Bundespräsident Horst Köhler besann sich daher wieder auf Deutschland und empfiehlt seit seiner Wahl im Jahr 2004 immer wieder, dass Beschäftigte sich in »ihre« Unternehmen einkaufen sollten. Nur reicht der Lohn dafür oft nicht, beim Heuern und Feuern geraten sie von einer Firma zur anderen, und wenn eine pleite macht, sind sie ihre Einlage los.

Diesen Bedenken versucht Kurt Becks SPD zu be­gegnen und schlägt einen »Deutschland-Fonds« vor. Wer ein Jahreseinkommen bis 20 000 Euro hat und 400 Euro einzahlt, braucht dafür keine Steuern und Sozialabgaben zu entrichten und bekommt vom Staat noch 80 Euro dazu. Der Fonds gibt das Geld dann an das Unternehmen, in dem die Einzahlenden beschäftigt sind. Von dem Gewinn, der abfällt, erhalten die einzahlenden Arbeiter und Angestellten ihren Anteil. Dadurch, dass der Fonds seine Zuwendun­gen an alle Unternehmen aufteilt, aus denen die Beiträge an ihn fließen, wird das Risiko gemindert, wenn mal eines davon pleite geht. Die dort Beschäftigten sind zwar ihren Job los, aber ihre Einlagen und Zinsen bekommen sie aus dem nach wie vor existierenden Topf. Allerdings hat der Fonds nichts mehr mit den einstigen Träumen von mitbestimmter und auf Eigenkapital gestützter Gegenmacht zu tun.

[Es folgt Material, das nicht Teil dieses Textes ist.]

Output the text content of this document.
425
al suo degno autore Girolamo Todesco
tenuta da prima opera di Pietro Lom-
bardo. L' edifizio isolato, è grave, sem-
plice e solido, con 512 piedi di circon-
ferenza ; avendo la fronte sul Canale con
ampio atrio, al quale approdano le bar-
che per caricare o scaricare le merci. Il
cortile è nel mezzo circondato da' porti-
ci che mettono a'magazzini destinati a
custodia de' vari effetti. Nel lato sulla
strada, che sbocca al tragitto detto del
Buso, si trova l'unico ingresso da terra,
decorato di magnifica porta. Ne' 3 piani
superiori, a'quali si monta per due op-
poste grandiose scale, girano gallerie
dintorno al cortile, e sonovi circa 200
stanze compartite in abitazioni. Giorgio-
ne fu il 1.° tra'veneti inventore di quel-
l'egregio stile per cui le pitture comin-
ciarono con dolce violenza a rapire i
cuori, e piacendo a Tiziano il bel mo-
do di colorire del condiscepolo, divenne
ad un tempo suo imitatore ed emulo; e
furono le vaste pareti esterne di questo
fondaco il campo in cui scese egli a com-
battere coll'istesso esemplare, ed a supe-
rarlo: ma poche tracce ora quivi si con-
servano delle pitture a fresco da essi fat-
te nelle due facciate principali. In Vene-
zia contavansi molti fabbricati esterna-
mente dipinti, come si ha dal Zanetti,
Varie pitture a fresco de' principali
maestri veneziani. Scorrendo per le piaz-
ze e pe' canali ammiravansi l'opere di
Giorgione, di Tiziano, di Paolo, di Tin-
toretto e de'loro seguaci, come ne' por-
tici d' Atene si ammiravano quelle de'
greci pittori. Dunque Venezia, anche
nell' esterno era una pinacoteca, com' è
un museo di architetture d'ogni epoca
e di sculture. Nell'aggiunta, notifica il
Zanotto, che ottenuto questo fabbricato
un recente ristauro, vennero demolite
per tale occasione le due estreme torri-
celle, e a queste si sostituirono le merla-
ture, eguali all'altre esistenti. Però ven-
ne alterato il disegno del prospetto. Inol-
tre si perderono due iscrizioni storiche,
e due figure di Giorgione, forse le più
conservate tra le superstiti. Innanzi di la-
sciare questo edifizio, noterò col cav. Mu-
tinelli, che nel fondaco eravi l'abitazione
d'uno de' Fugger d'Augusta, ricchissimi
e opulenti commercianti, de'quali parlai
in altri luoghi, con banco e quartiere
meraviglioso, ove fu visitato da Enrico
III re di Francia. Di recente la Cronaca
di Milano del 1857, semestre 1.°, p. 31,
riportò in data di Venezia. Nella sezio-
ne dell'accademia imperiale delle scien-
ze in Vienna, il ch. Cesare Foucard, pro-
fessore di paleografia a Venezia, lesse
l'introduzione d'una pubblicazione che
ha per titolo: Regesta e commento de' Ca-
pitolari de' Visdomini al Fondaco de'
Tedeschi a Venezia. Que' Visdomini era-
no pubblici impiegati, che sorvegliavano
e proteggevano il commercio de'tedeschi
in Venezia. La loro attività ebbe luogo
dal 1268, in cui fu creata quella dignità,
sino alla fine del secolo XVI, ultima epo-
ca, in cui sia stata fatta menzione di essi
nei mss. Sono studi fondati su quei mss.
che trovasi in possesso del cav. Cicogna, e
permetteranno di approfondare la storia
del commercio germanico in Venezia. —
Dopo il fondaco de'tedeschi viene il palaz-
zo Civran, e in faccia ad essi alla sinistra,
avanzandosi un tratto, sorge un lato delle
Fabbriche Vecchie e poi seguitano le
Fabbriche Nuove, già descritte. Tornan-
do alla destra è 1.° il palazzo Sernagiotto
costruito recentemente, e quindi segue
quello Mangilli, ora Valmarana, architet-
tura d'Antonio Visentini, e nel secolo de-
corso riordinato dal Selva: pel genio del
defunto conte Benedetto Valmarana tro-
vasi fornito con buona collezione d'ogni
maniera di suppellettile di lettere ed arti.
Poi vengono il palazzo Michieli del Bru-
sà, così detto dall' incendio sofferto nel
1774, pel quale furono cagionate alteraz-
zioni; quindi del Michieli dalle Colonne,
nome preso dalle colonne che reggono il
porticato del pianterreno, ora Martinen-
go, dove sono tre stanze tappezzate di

Der Vorschlag der SPD dürfte ohnehin nicht in der von Beck verkündeten Form Wirklichkeit werden, denn die CDU hat inzwischen ein Gegenmodell vorgelegt. Zwar können danach sogar bis 1 000 Euro vermögenswirksam angelegt werden, aber bitte nur im beschäftigenden Einzelunternehmen. Dadurch soll das Personal dazu gebracht werden, mehr zu leisten und bei den Lohn­forde­rungen bescheidener zu sein.

Ohnehin sind beide Modelle lediglich für die schrumpfende Zahl der abhängig Beschäftigten attraktiv, die ein Leben lang zu einer Kernbelegschaft gehören, und der Ertrag ist so gering, dass er die gleichzeitig geplante Verdampfung insbesondere der gesetzlichen Rentenversicherung nicht wird kompensieren können. Für die Unternehmer aber ist das zusätzliche Kapital ein hübscher Nebenverdienst, und das ist der Zweck der Übung.